The Force of What's Possible: Hey, I know what will be a smash bestseller, a book of short essays about the idea of the avant-garde! But the thing is, American literature has been wallowing in a strange “So, post-modernism was kinda cool or really awful, but what do we do now?” phase for a very long time without some kind of anything really coalescing. We've continued stretching some of the freedoms of post-modernism (though, I'm not sure where else poetry can go from uncreative writing) and there is plenty of post-modernism, modernism, and, hell, Victorianism, in our society that writers can still respond to those forces, but I want to know what's next. More importantly, I want the processes that leads to what's next, whether called “the avant-garde” or not, to participate in the wider literary conversation and that can't happen without books like this. Which is another way of saying I am super excited for the event at Porter Square Books in April.
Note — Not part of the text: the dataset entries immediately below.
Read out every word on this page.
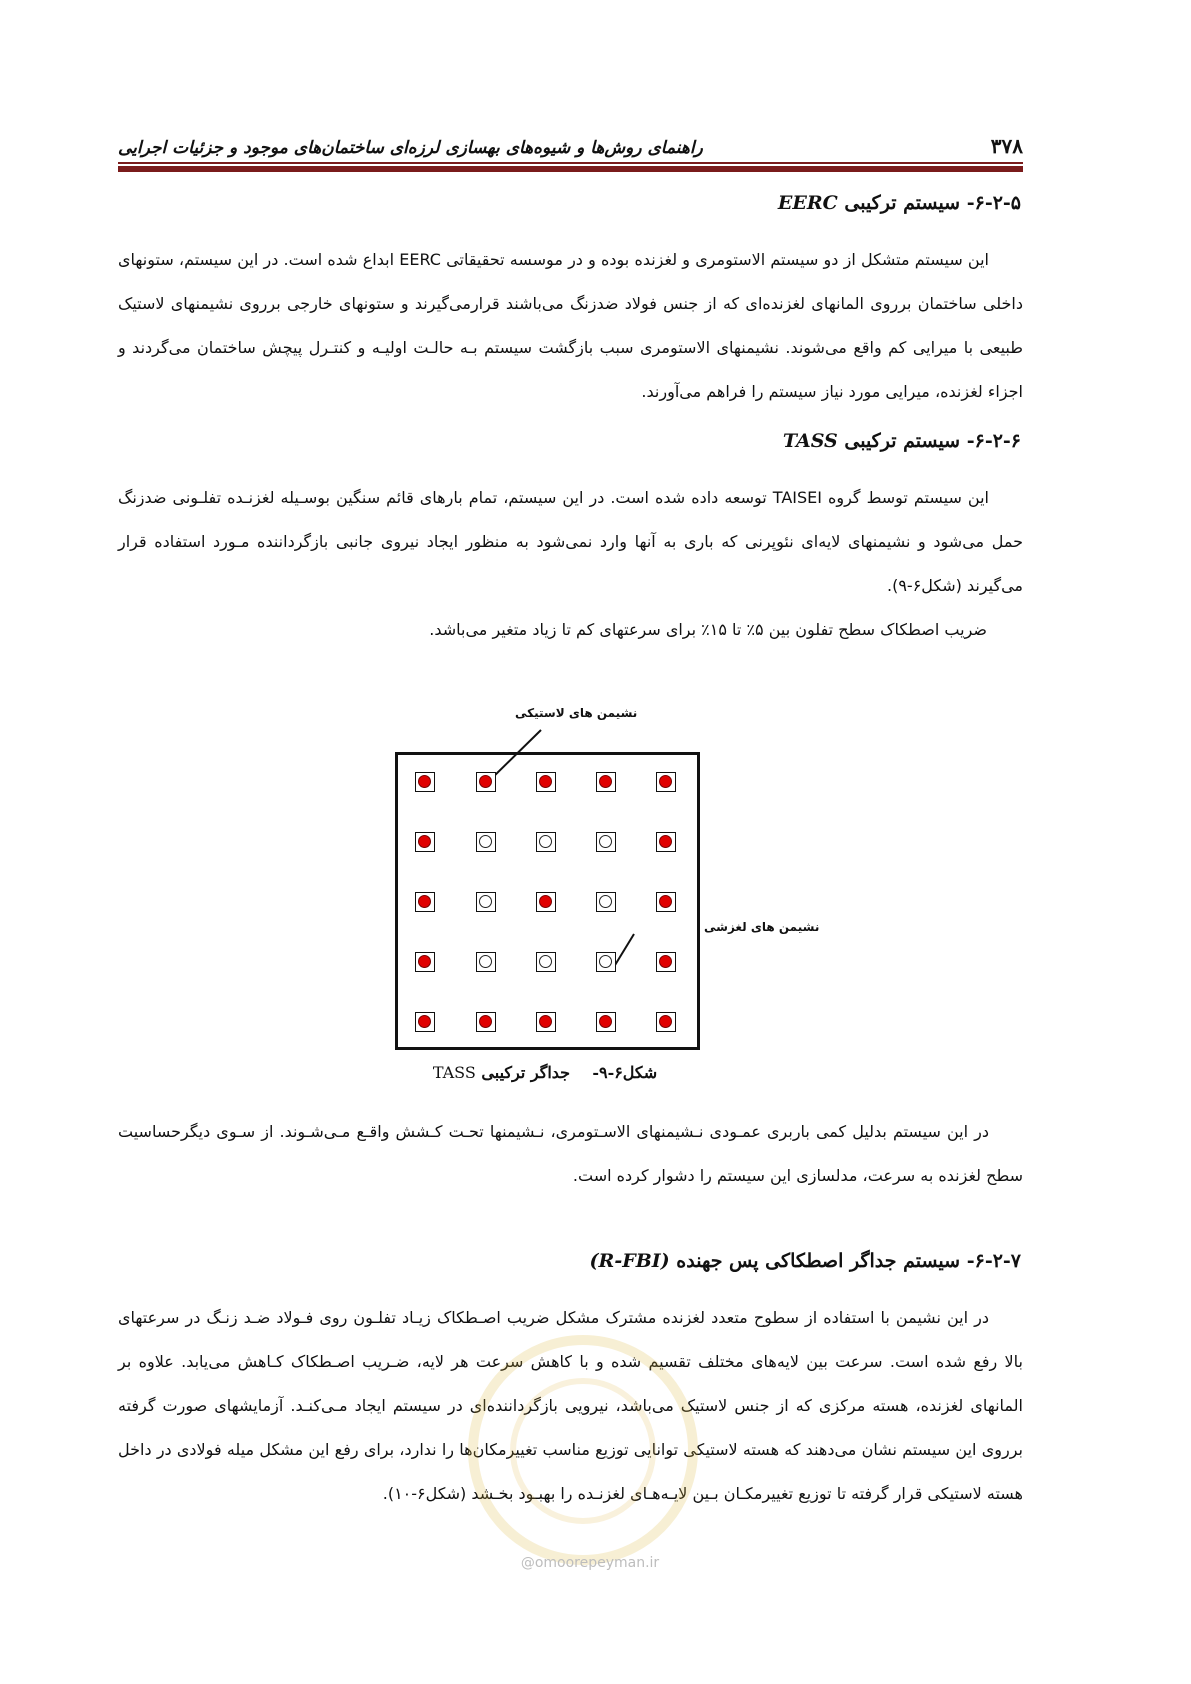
راهنمای روش‌ها و شیوه‌های بهسازی لرزه‌ای ساختمان‌های موجود و جزئیات اجرایی	۳۷۸
۶-۲-۵- سیستم ترکیبی EERC
این سیستم متشکل از دو سیستم الاستومری و لغزنده بوده و در موسسه تحقیقاتی EERC ابداع شده است. در این سیستم، ستونهای داخلی ساختمان برروی المانهای لغزنده‌ای که از جنس فولاد ضدزنگ می‌باشند قرارمی‌گیرند و ستونهای خارجی برروی نشیمنهای لاستیک طبیعی با میرایی کم واقع می‌شوند. نشیمنهای الاستومری سبب بازگشت سیستم بـه حالـت اولیـه و کنتـرل پیچش ساختمان می‌گردند و اجزاء لغزنده، میرایی مورد نیاز سیستم را فراهم می‌آورند.
۶-۲-۶- سیستم ترکیبی TASS
این سیستم توسط گروه TAISEI توسعه داده شده است. در این سیستم، تمام بارهای قائم سنگین بوسـیله لغزنـده تفلـونی ضدزنگ حمل می‌شود و نشیمنهای لایه‌ای نئوپرنی که باری به آنها وارد نمی‌شود به منظور ایجاد نیروی جانبی بازگرداننده مـورد استفاده قرار می‌گیرند (شکل۶-۹).
ضریب اصطکاک سطح تفلون بین ۵٪ تا ۱۵٪ برای سرعتهای کم تا زیاد متغیر می‌باشد.
نشیمن های لاستیکی
نشیمن های لغزشی
شکل۶-۹-    جداگر ترکیبی TASS
در این سیستم بدلیل کمی باربری عمـودی نـشیمنهای الاسـتومری، نـشیمنها تحـت کـشش واقـع مـی‌شـوند. از سـوی دیگرحساسیت سطح لغزنده به سرعت، مدلسازی این سیستم را دشوار کرده است.
۶-۲-۷- سیستم جداگر اصطکاکی پس جهنده (R-FBI)
در این نشیمن با استفاده از سطوح متعدد لغزنده مشترک مشکل ضریب اصـطکاک زیـاد تفلـون روی فـولاد ضـد زنـگ در سرعتهای بالا رفع شده است. سرعت بین لایه‌های مختلف تقسیم شده و با کاهش سرعت هر لایه، ضـریب اصـطکاک کـاهش می‌یابد. علاوه بر المانهای لغزنده، هسته مرکزی که از جنس لاستیک می‌باشد، نیرویی بازگرداننده‌ای در سیستم ایجاد مـی‌کنـد. آزمایشهای صورت گرفته برروی این سیستم نشان می‌دهند که هسته لاستیکی توانایی توزیع مناسب تغییرمکان‌ها را ندارد، برای رفع این مشکل میله فولادی در داخل هسته لاستیکی قرار گرفته تا توزیع تغییرمکـان بـین لایـه‌هـای لغزنـده را بهبـود بخـشد (شکل۶-۱۰).
@omoorepeyman.ir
Other titles to try: Mature Themes, Music for Porn, and Obscene Madame D (Hilda Hilst!) (Huh, did not mean to theme this selection that way.)

Epilogue: It's Still People
The astute reader will notice a thread running through my selections here, a reader who might wonder why I haven't included Black Balloon or Octopus or New York Tyrant (which just pulled down a PEN/Faulkner) or any of the many other killer small independent publishers. There was a personal connection. Somehow when we talk about the books industry (probably every other industry as well, but this is where I live) despite being people ourselves, we somehow forget that it is made of people. People with opinions, with flaws, with relationships, with all of the things that makes life worth living and books worth reading. There are so many reasons why it is bad for Amazon to be so dominant, but perhaps the worst might be that, from drones, to charging employees for waiting in line to be searched, to push button ordering, to their SOP of kicking affiliates to the curb to prevent remitting sales tax, Amazon does everything in its fucking power to remove people from every single aspect of its economy. Yes, that lowers the price for you in the moment, but it also means someone doesn't have a job. In a perfect world the automation of industry would mean a paradise of leisure, but in our world it means Jeff Bezos makes a gagillion dollars running an unprofitable company, while making his TEMP workers sign non-competition contracts. And if there is a single reason why bookstores and small presses still survive and even thrive in our contemporary world, it's that both emphasize people, both cultivate and develop relationships, both treat their customers as more than just credit cards. Because, despite all the categorically awful things about us, people still like other people.